Bowyer - No Thanks (13th July 2005)

Rumours persist that Lee Bowyer is about to return to Upton Park. I hope they are unfounded. Quite apart from debates over his playing ability, the man is (allegedly) a racist thug and should never play in West Ham's colours. We have a multi -racial squad and I think team spirit - which will be vital to our chances of retaining our Premier League status in the coming season - would suffer as a result of Bowyer's presence. We should not sign this player.

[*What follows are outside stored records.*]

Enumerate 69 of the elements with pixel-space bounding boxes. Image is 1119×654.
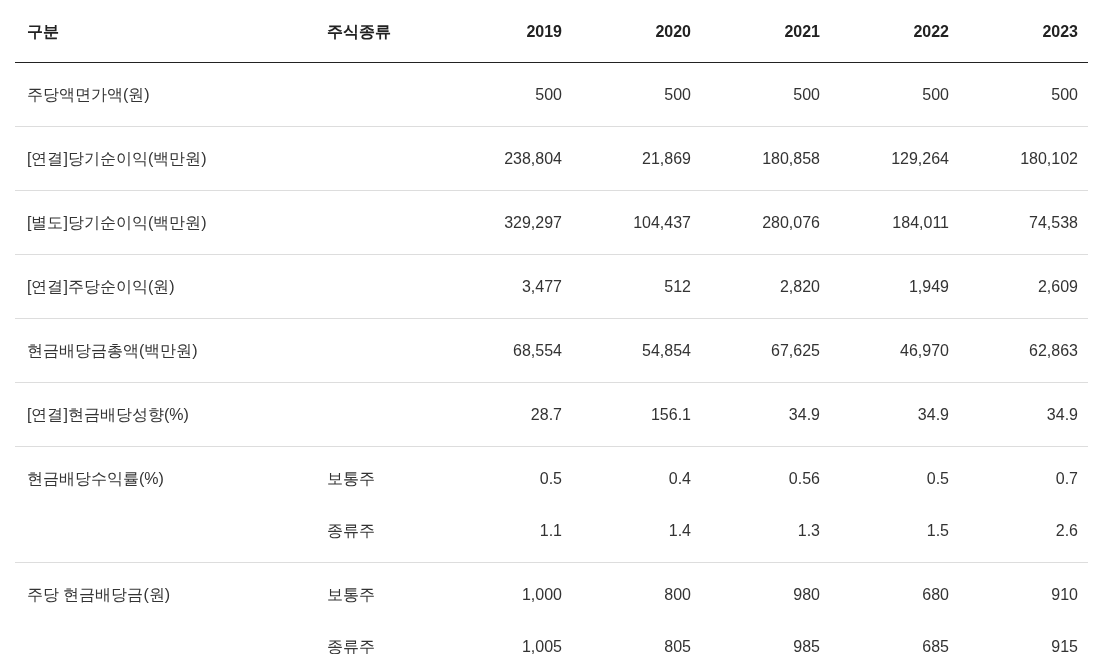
- table-cell-text: 805: [663, 637, 692, 654]
- column-header: 2023: [959, 0, 1088, 63]
- column-header: 주식종류: [315, 0, 443, 63]
- table-cell: 1.3: [701, 504, 830, 563]
- table-cell: 0.5: [443, 446, 572, 504]
- table-cell: 62,863: [959, 318, 1088, 383]
- column-header: 2019: [443, 0, 572, 63]
- table-cell: 910: [959, 562, 1088, 620]
- row-label: 주당액면가액(원): [15, 62, 315, 127]
- column-header: 2022: [830, 0, 959, 63]
- stock-type-label: 보통주: [327, 470, 375, 487]
- table-cell-text: 685: [921, 637, 950, 654]
- table-cell: 46,970: [830, 318, 959, 383]
- table-cell: 74,538: [959, 190, 1088, 255]
- table-cell: 54,854: [572, 318, 701, 383]
- row-label: [연결]당기순이익(백만원): [15, 126, 315, 191]
- table-cell: 2,609: [959, 254, 1088, 319]
- table-cell: 34.9: [959, 382, 1088, 447]
- stock-type-label: 보통주: [327, 586, 375, 603]
- table-cell: 67,625: [701, 318, 830, 383]
- table-cell-text: 985: [792, 637, 821, 654]
- table-cell: 156.1: [572, 382, 701, 447]
- table-cell: 280,076: [701, 190, 830, 255]
- table-cell: 28.7: [443, 382, 572, 447]
- table-cell: 512: [572, 254, 701, 319]
- row-label: [별도]당기순이익(백만원): [15, 190, 315, 255]
- table-cell: 1.4: [572, 504, 701, 563]
- row-label: [연결]현금배당성향(%): [15, 382, 315, 447]
- row-label: 현금배당수익률(%): [15, 446, 315, 563]
- row-label: 현금배당금총액(백만원): [15, 318, 315, 383]
- table-cell: 500: [830, 62, 959, 127]
- table-cell: 2,820: [701, 254, 830, 319]
- stock-type-label: 종류주: [327, 522, 375, 539]
- table-cell: 238,804: [443, 126, 572, 191]
- table-cell: 34.9: [701, 382, 830, 447]
- table-cell-text: 1,005: [520, 637, 563, 654]
- table-cell: 500: [572, 62, 701, 127]
- table-cell: 500: [701, 62, 830, 127]
- table-cell: 184,011: [830, 190, 959, 255]
- table-cell: 180,858: [701, 126, 830, 191]
- table-cell: 21,869: [572, 126, 701, 191]
- column-header: 구분: [15, 0, 315, 63]
- table-cell: 500: [443, 62, 572, 127]
- table-cell-text: 915: [1050, 637, 1079, 654]
- table-cell: 0.4: [572, 446, 701, 504]
- table-cell: 129,264: [830, 126, 959, 191]
- row-label: [연결]주당순이익(원): [15, 254, 315, 319]
- table-cell: 1.5: [830, 504, 959, 563]
- table-cell: 329,297: [443, 190, 572, 255]
- row-label: 주당 현금배당금(원): [15, 562, 315, 654]
- table-cell: 1,000: [443, 562, 572, 620]
- column-header: 2021: [701, 0, 830, 63]
- table-cell: 0.56: [701, 446, 830, 504]
- table-cell: 0.7: [959, 446, 1088, 504]
- table-cell: 180,102: [959, 126, 1088, 191]
- table-cell: 800: [572, 562, 701, 620]
- table-cell: 68,554: [443, 318, 572, 383]
- table-cell: 3,477: [443, 254, 572, 319]
- table-cell: 1.1: [443, 504, 572, 563]
- table-cell: 2.6: [959, 504, 1088, 563]
- table-cell: 500: [959, 62, 1088, 127]
- column-header: 2020: [572, 0, 701, 63]
- table-cell: 34.9: [830, 382, 959, 447]
- table-cell: 680: [830, 562, 959, 620]
- table-cell: 104,437: [572, 190, 701, 255]
- table-cell: 1,949: [830, 254, 959, 319]
- table-cell: 0.5: [830, 446, 959, 504]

Pards Still Looking (12th July 2005)

Alan Pardew was interviewed on BBC Radio 5 last night. During the interview, he stated that he was happy with the way his defensive line-up was taking shape, following the 3 signings of Gabbidon, Collins and Konchesky, but was looking to add a striker and a creative midfielder to the squad before the new season. Depending on prices, that may become two of each. Pardew said he needs a player(s) to unlock defences, and he's right. While having the defence in order is obviously good, against most Premier sides it is likely that we will concede at least once in most games. Thus we will need to score a fair amount of goals in order to have any chance of surviving in the Premier League. Etherington is probably our most creative player at present, but he did not really make an impact at this level during his time with Sp*rs. We need another player capable of opening up a defence, and one to put the chances away with at least a reasonable level of consistency. Unfortunately, quality players like these are not easy to come by, and demand a hefty fee. Pardew has already had a bid of £6m for Peter Crouch of Southampton turned down. He may have to take a risk on an overseas player and hope it pays off.